26 de Mayo, 13:53 pm
DÍA ALIMENTACIÓN-FAO

La FAO pide que los países ricos no olviden la crisis alimentaria

Noticias EFE

Antonio Lafuente

Roma, 13 oct (EFE).- "No nos olviden. No olviden el hambre ni la crisis alimentaria", es el mensaje, aunque sea de forma informal, que la FAO quiere enviar este año a los países ricos con motivo de la celebración del Día Mundial de la Alimentación, según explicó a Efe José María Sumpsi, número dos de ese organismo de la ONU.

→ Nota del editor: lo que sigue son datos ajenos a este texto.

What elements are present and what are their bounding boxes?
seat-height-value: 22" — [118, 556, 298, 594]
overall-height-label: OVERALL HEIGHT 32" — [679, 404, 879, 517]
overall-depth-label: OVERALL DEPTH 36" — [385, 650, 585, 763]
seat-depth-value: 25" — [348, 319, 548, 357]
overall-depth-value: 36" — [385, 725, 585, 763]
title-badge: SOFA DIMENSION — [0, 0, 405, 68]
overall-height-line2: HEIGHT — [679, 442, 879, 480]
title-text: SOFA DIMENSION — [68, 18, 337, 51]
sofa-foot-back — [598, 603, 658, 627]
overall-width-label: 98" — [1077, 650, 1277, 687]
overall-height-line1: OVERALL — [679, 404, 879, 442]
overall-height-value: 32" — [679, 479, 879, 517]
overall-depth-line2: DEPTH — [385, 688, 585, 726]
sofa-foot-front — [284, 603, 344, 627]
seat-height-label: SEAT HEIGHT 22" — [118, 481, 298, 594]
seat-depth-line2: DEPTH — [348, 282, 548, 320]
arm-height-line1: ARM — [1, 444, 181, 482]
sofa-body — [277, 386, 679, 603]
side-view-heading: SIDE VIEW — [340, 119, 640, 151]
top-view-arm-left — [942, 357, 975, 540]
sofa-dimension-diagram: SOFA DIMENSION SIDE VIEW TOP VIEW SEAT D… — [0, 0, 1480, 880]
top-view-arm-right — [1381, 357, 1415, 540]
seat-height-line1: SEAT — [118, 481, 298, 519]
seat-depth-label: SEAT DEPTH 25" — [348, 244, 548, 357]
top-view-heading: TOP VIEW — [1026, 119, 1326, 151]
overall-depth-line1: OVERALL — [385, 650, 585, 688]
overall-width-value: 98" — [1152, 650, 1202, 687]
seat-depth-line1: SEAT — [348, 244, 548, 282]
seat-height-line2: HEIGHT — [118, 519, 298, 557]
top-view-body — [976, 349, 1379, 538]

Con esas palabras, Sumpsi expresaba el principal temor de la Organización de las Naciones Unidas para la Agricultura y la Alimentación (FAO): que la crisis financiera desplace a la de los alimentos del primer plano de la agenda política mundial.

Una situación que sería lamentable porque "en el último año se había logrado sensibilizar a la opinión pública y a los países donantes sobre la crisis alimentaria", afirmó Sumpsi.

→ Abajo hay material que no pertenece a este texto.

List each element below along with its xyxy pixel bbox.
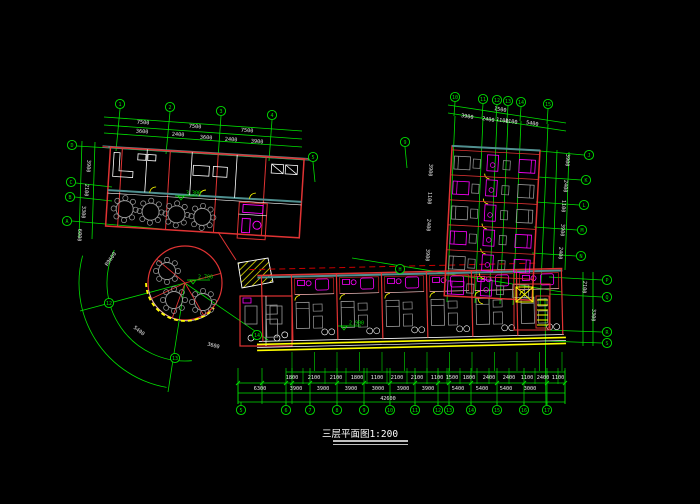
chair-icon xyxy=(374,328,380,334)
right-wing xyxy=(444,146,540,306)
grid-bubble-label: M xyxy=(580,228,583,234)
dim-label: 3900 xyxy=(424,249,431,262)
grid-bubble-label: 6 xyxy=(284,408,287,414)
dim-label: 3900 xyxy=(397,386,410,392)
desk-icon xyxy=(470,209,477,218)
grid-bubble-label: 12 xyxy=(494,98,500,104)
dim-label: 5400 xyxy=(500,386,513,392)
bed-pillow-line xyxy=(528,210,529,223)
dim-label: 3600 xyxy=(200,135,213,142)
bed-pillow-line xyxy=(453,256,454,269)
dim-label: 2100 xyxy=(391,375,404,381)
door-swing xyxy=(340,294,345,299)
bed-icon xyxy=(476,298,490,324)
dim-label: 42600 xyxy=(380,396,396,402)
toilet-icon xyxy=(432,277,439,282)
sink-icon xyxy=(490,163,495,168)
dim-label: 3300 xyxy=(80,206,87,219)
chair-icon xyxy=(322,329,328,335)
bed-icon xyxy=(515,234,532,248)
bed-pillow-line xyxy=(457,181,458,194)
dim-label: 2400 xyxy=(425,219,432,232)
floorplan-drawing: 123459HDCBA101112131415JKLMNPQRS12131456… xyxy=(0,0,700,504)
dim-label: 1100 xyxy=(371,375,384,381)
door-swing xyxy=(483,199,488,204)
cabinet-icon xyxy=(448,301,457,308)
cabinet-icon xyxy=(493,300,502,307)
cabinet-icon xyxy=(313,304,322,311)
guest-room-module xyxy=(294,278,334,336)
dim-label: 1500 xyxy=(446,375,459,381)
guest-room-module xyxy=(384,276,424,334)
dim-label: 2400 xyxy=(557,247,564,260)
dim-label: 2400 xyxy=(503,375,516,381)
drawing-title-block: 三层平面图1:200 xyxy=(322,429,408,445)
drawing-title: 三层平面图1:200 xyxy=(322,429,398,440)
bed-icon xyxy=(517,184,534,198)
dim-label: 1100 xyxy=(552,375,565,381)
bed-icon xyxy=(519,159,536,173)
toilet-icon xyxy=(388,278,395,283)
dim-label: 2400 xyxy=(225,137,238,144)
grid-bubble-label: 14 xyxy=(254,333,260,339)
dim-label: 7500 xyxy=(241,128,254,135)
bed-icon xyxy=(454,156,471,170)
grid-bubble-label: K xyxy=(584,178,587,184)
dim-label: 1800 xyxy=(351,375,364,381)
door-swing xyxy=(484,174,489,179)
round-table xyxy=(153,257,180,284)
grid-bubble-label: 13 xyxy=(172,356,178,362)
sink-icon xyxy=(351,280,356,285)
stair-1 xyxy=(238,258,273,288)
sink-icon xyxy=(488,213,493,218)
grid-bubble-label: 17 xyxy=(544,408,550,414)
level-value: 2.700 xyxy=(198,275,213,281)
grid-bubble-label: 5 xyxy=(239,408,242,414)
dim-label: 3900 xyxy=(345,386,358,392)
bed-pillow-line xyxy=(531,160,532,173)
dim-label: 2100 xyxy=(83,184,90,197)
left-bay-fixtures xyxy=(266,305,288,338)
dim-label: 7500 xyxy=(137,120,150,127)
dim-label: 3900 xyxy=(564,154,571,167)
grid-bubble-label: S xyxy=(605,341,608,347)
grid-bubble-label: 11 xyxy=(412,408,418,414)
bathtub-icon xyxy=(405,277,418,288)
sink-icon xyxy=(486,238,491,243)
bed-pillow-line xyxy=(458,156,459,169)
dim-label: 3900 xyxy=(422,386,435,392)
grid-bubble-label: 14 xyxy=(518,100,524,106)
bathtub-icon xyxy=(540,274,553,285)
dim-label: 3000 xyxy=(524,386,537,392)
partition xyxy=(447,250,535,255)
door-swing xyxy=(480,249,485,254)
dim-label: 1100 xyxy=(560,200,567,213)
bathtub-icon xyxy=(316,279,329,290)
desk-icon xyxy=(538,311,547,323)
dim-label: 3600 xyxy=(136,129,149,136)
bed-pillow-line xyxy=(455,206,456,219)
bed-icon xyxy=(386,300,400,326)
grid-bubble-label: N xyxy=(579,254,582,260)
dim-label: 1500 xyxy=(494,106,507,114)
dim-label: 3900 xyxy=(85,160,92,173)
dim-label: 3600 xyxy=(206,342,220,351)
desk-icon xyxy=(448,313,457,325)
bed-pillow-line xyxy=(454,231,455,244)
grid-bubble-label: 9 xyxy=(403,140,406,146)
grid-bubble-label: 16 xyxy=(521,408,527,414)
bed-icon xyxy=(296,302,310,328)
desk-icon xyxy=(493,312,502,324)
dim-label: 3900 xyxy=(559,224,566,237)
dim-label: 2400 xyxy=(537,375,550,381)
chair-icon xyxy=(412,327,418,333)
dim-label: 5400 xyxy=(526,120,539,128)
desk-icon xyxy=(473,159,480,168)
dim-label: 2100 xyxy=(581,281,588,294)
grid-bubble-label: 8 xyxy=(335,408,338,414)
bed-pillow-line xyxy=(451,281,452,294)
sink-icon xyxy=(396,279,401,284)
bathtub-icon xyxy=(360,278,373,289)
dim-label: 5400 xyxy=(476,386,489,392)
dim-label: 5400 xyxy=(132,325,146,337)
dim-label: 1800 xyxy=(463,375,476,381)
chair-icon xyxy=(554,324,560,330)
sink-icon xyxy=(489,188,494,193)
dim-label: R9600 xyxy=(104,251,118,267)
kitchen-fixtures xyxy=(112,147,298,201)
level-triangle-icon xyxy=(341,326,347,330)
dim-label: 6300 xyxy=(254,386,267,392)
toilet-icon xyxy=(298,280,305,285)
round-table xyxy=(160,286,187,313)
chair-icon xyxy=(367,328,373,334)
bed-icon xyxy=(447,281,464,295)
grid-bubble-label: 4 xyxy=(270,113,273,119)
grid-bubble-label: C xyxy=(69,180,72,186)
sink-icon xyxy=(306,281,311,286)
dim-label: 1100 xyxy=(521,375,534,381)
level-value: 2.900 xyxy=(349,321,364,327)
dim-label: 3000 xyxy=(372,386,385,392)
dim-label: 3900 xyxy=(290,386,303,392)
bottom-wing xyxy=(249,262,566,350)
grid-bubble-label: 13 xyxy=(505,99,511,105)
bed-icon xyxy=(450,231,467,245)
door-swing xyxy=(478,298,483,303)
toilet-icon xyxy=(343,279,350,284)
grid-bubble-label: 12 xyxy=(435,408,441,414)
bed-icon xyxy=(431,299,445,325)
grid-bubble-label: 15 xyxy=(494,408,500,414)
grid-bubble-label: D xyxy=(70,143,73,149)
dim-label: 1800 xyxy=(286,375,299,381)
dim-label: 6000 xyxy=(76,229,83,242)
toilet-icon xyxy=(522,275,529,280)
dim-label: 2400 xyxy=(172,132,185,139)
dim-label: 5400 xyxy=(452,386,465,392)
dim-label: 1100 xyxy=(431,375,444,381)
dim-label: 2100 xyxy=(308,375,321,381)
desk-icon xyxy=(466,284,473,293)
grid-bubble-label: 15 xyxy=(545,102,551,108)
dim-label: 2100 xyxy=(330,375,343,381)
desk-icon xyxy=(313,316,322,328)
grid-bubble-label: J xyxy=(587,153,590,159)
dim-label: 3900 xyxy=(317,386,330,392)
door-swing xyxy=(295,295,300,300)
banquet-hall xyxy=(146,232,236,321)
bed-pillow-line xyxy=(527,235,528,248)
level-value: 3.300 xyxy=(186,191,201,197)
desk-icon xyxy=(503,161,510,170)
bed-icon xyxy=(453,181,470,195)
door-swing xyxy=(430,292,435,297)
grid-bubble-label: 7 xyxy=(308,408,311,414)
dim-label: 1100 xyxy=(426,192,433,205)
dim-label: 2100 xyxy=(411,375,424,381)
dim-label: 2400 xyxy=(562,180,569,193)
desk-icon xyxy=(469,234,476,243)
grid-bubble-label: 11 xyxy=(480,97,486,103)
dim-label: 3900 xyxy=(461,113,474,121)
grid-bubble-label: A xyxy=(65,219,68,225)
grid-bubble-label: 13 xyxy=(446,408,452,414)
door-swing xyxy=(482,224,487,229)
bed-icon xyxy=(516,209,533,223)
bathtub-icon xyxy=(495,275,508,286)
grid-bubble-label: 2 xyxy=(168,105,171,111)
bathroom-fixtures xyxy=(241,204,263,233)
dim-label: 3300 xyxy=(590,309,597,322)
dim-label: 2400 xyxy=(482,116,495,124)
grid-bubble-label: 5 xyxy=(311,155,314,161)
grid-bubble-label: 10 xyxy=(387,408,393,414)
chair-icon xyxy=(419,327,425,333)
grid-bubble-label: 3 xyxy=(219,109,222,115)
bed-icon xyxy=(451,206,468,220)
door-swing xyxy=(385,293,390,298)
desk-icon xyxy=(403,314,412,326)
dim-label: 7500 xyxy=(189,124,202,131)
dim-label: 3900 xyxy=(427,164,434,177)
grid-bubble-label: L xyxy=(582,203,585,209)
desk-icon xyxy=(468,259,475,268)
cabinet-icon xyxy=(403,302,412,309)
partition xyxy=(445,275,533,280)
desk-icon xyxy=(472,184,479,193)
grid-bubble-label: 10 xyxy=(452,95,458,101)
left-wing xyxy=(97,147,312,243)
chair-icon xyxy=(502,325,508,331)
grid-bubble-label: 1 xyxy=(118,102,121,108)
cabinet-icon xyxy=(358,303,367,310)
dim-label: 2400 xyxy=(483,375,496,381)
grid-bubble-label: H xyxy=(398,267,401,273)
dim-label: 1100 xyxy=(505,118,518,126)
level-markers: 3.3002.7002.900 xyxy=(175,191,364,331)
bed-icon xyxy=(449,256,466,270)
chair-icon xyxy=(464,326,470,332)
radial-partitions xyxy=(152,259,221,318)
grid-bubble-label: 12 xyxy=(106,301,112,307)
connector-rooms xyxy=(240,296,292,346)
grid-bubble-label: 9 xyxy=(362,408,365,414)
chair-icon xyxy=(329,329,335,335)
grid-bubble-label: 14 xyxy=(468,408,474,414)
cad-viewport: 123459HDCBA101112131415JKLMNPQRS12131456… xyxy=(0,0,700,504)
dim-label: 3900 xyxy=(251,139,264,146)
bed-pillow-line xyxy=(529,185,530,198)
chair-icon xyxy=(457,326,463,332)
grid-bubble-label: Q xyxy=(605,295,608,301)
level-triangle-icon xyxy=(178,196,184,200)
grid-bubble-label: P xyxy=(605,278,608,284)
grid-bubble-label: B xyxy=(68,195,71,201)
sink-icon xyxy=(485,263,490,268)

Esa crisis, originada por el alto precio de los alimentos, ha provocado que en el último año el número de personas que padecen hambre en el mundo haya aumentado en 75 millones y ahora ascienda a 923 millones, según estimaciones de la FAO.

Como ejemplo de la concienciación internacional, el subdirector general de la FAO citó "el reconocimiento de la infravaloración de la agricultura" hecho durante la cumbre sobre seguridad alimentaria celebrada en junio pasado en Roma.

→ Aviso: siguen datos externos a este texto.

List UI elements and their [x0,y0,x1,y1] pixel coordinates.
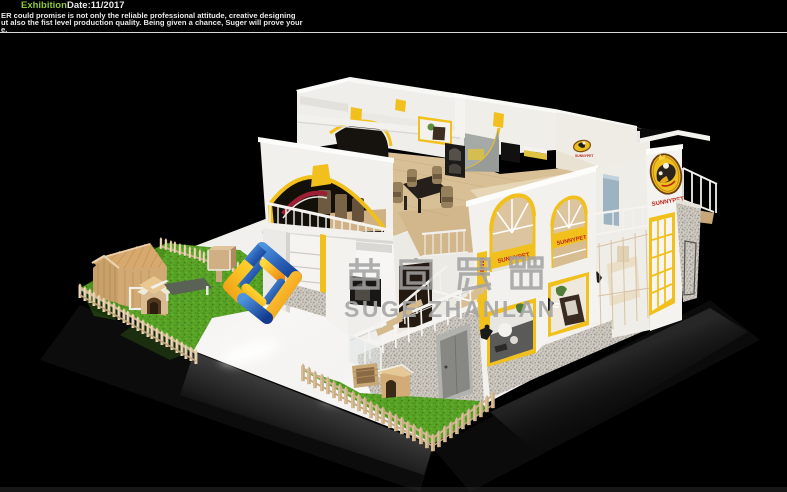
svg-text:SUGE ZHANLAN: SUGE ZHANLAN [344,296,557,322]
svg-text:SUNNYPET: SUNNYPET [575,154,594,158]
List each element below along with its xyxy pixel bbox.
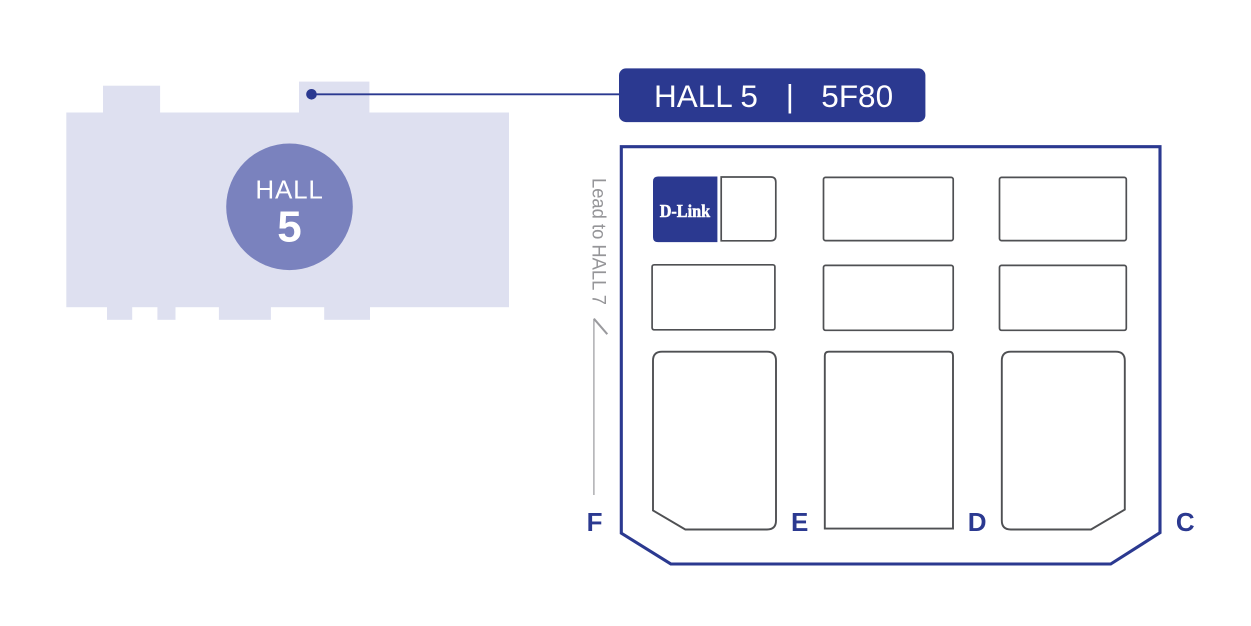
svg-text:D: D	[968, 507, 987, 537]
svg-text:C: C	[1176, 507, 1195, 537]
svg-text:E: E	[791, 507, 808, 537]
svg-text:5: 5	[277, 203, 301, 252]
svg-text:D-Link: D-Link	[660, 201, 711, 221]
svg-text:HALL: HALL	[255, 175, 323, 205]
svg-text:Lead to HALL 7: Lead to HALL 7	[588, 178, 610, 305]
svg-text:F: F	[587, 507, 603, 537]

Por ese motivo, los mandatarios mundiales, entre ellos los de países como Francia y España, aceptaron aumentar los recursos para la ayuda al desarrollo y se comprometieron a movilizar una gran cantidad de fondos.

"Ahora, concentrando sus esfuerzos en los rescates financieros con miles y miles de millones de dólares, los países donantes nos dicen que no es el mejor momento para darnos ese dinero", destacó Sumpsi.

El subdirector general de la FAO dijo que eso no significa que los donantes no vayan a cumplir sus compromisos.

El problema, añadió Sumpsi, es que al haberse comprometido a dar el dinero en un plazo de tres o cuatro años, "probablemente no lo entreguen de inmediato, sino que esperarán a que la situación mejore", lo que puede crear ciertas disfunciones en el diseño de los programas de ayuda.

Preguntado sobre qué piensa de que los países ricos movilicen cientos de miles de millones de euros para rescatar el sistema financiero cuando con mucho menos se podría contribuir a mitigar el hambre en el mundo, Sumpsi observó que es un hecho "triste", pero advirtió que "no se puede caer en la demagogia".

"Por un lado, es una reflexión dramática y triste que en pocas horas se movilice tanto dinero para rescatar bancos que han tenido malos gestores cuando con mucho menos se podía hacer muchísimo para eliminar el hambre", sostuvo Sumpsi, catedrático de Economía y Política Agraria.

Pero "el problema del hambre no es sólo una cuestión de dinero", explicó, ya que además exige la creación de una serie de infraestructuras y la toma de unas decisiones políticas que van más allá de los recursos económicos.

En cambio, declaró que la crisis financiera sí es un problema de dinero básicamente y la solución consiste en inyectar liquidez para "retirar todos los productos basura y limpiar el sistema", después de lo cual debe continuar funcionando.

Sumpsi apuntó como un efecto positivo de la crisis financiera la actual bajada del precio de los alimentos, ya que el dinero se está retirando del mercado de materias primas de Chicago, donde se cotizan los cereales y otros artículos de primera necesidad.

No obstante, pese a esa disminución, los precios de los alimentos están aún un entre un 40 y un 80% más caros, explicó a Efe Valerie Guarnieri, directora del Programa de Diseño y Apoyo del Programa Mundial de Alimentos de la ONU (PMA).

Guarnieri coincidió con Sumpsi en que el principal temor del PMA es que la crisis financiera "afecte el deseo de los países donantes de contribuir a cubrir las necesidades urgentes en todo el mundo".

"Los donantes han sido extremadamente generosos, pero el problema es que las necesidades han crecido pero, incluso con estas generosas contribuciones, todavía es necesario conseguir más dinero", concluyó.

No obstante, se declaró "sorprendida" ante la cantidad ingente de dinero movilizada para el rescate financiero cuando sólo asegurar una taza de cereales para todos los niños que van a la escuela en los países pobres costaría poco más de 2.000 millones de euros.